The Canterbury Quadrangle is one of the quadrangles of Christ Church, Oxford, England. It stands on the site of the former Canterbury College.

On the west side is Christ Church Library, whose north façade completes the four sides of Peckwater Quadrangle. On the east side is Canterbury Gate with access to Oriel Square and Merton Street. The Christ Church Picture Gallery is accessed through staircase 4 in the south range, originally designed to house the college's most noble undergraduates. Designed by Philip Powell & Hidalgo Moya in 1968, the exterior of the Picture Gallery cannot be seen from within Canterbury Quadrangle, as it is partially sunk into the Deanery garden behind.
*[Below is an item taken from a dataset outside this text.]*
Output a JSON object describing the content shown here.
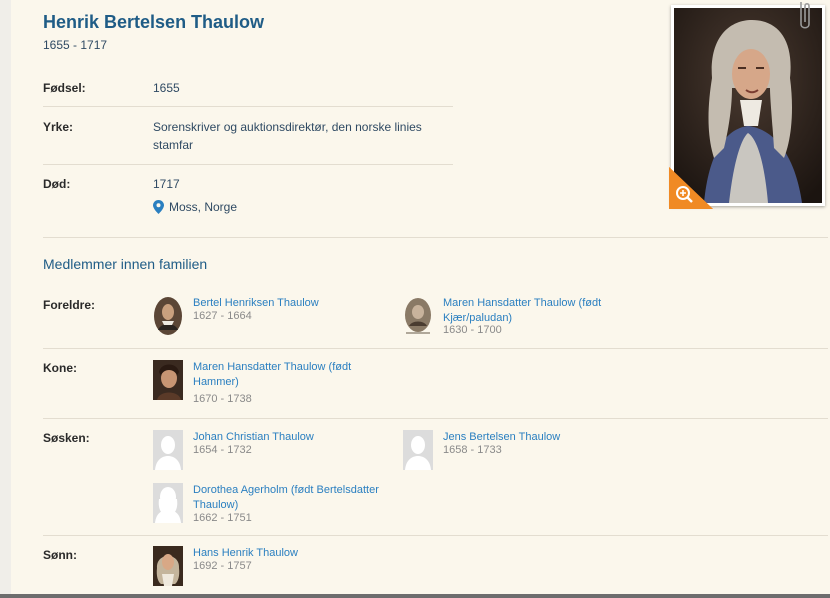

The original quadrangle was created 1632 to 1636 by a group of masons from London led by John Jackson and Robert White.

Canterbury Quadrangle was redesigned by the architect James Wyatt (1746–1813), in a style similar to the neighbouring Peckwater Quadrangle, and was completed in 1783. The money needed to build the quadrangle was donated to the college by Richard Robinson, 1st Baron Rokeby, Archbishop of Armagh. The quad is Grade I listed.

As an undergraduate at Christ Church from 1828, future Prime Minister, William Gladstone lived in a "leisured set" in Canterbury Quadrangle.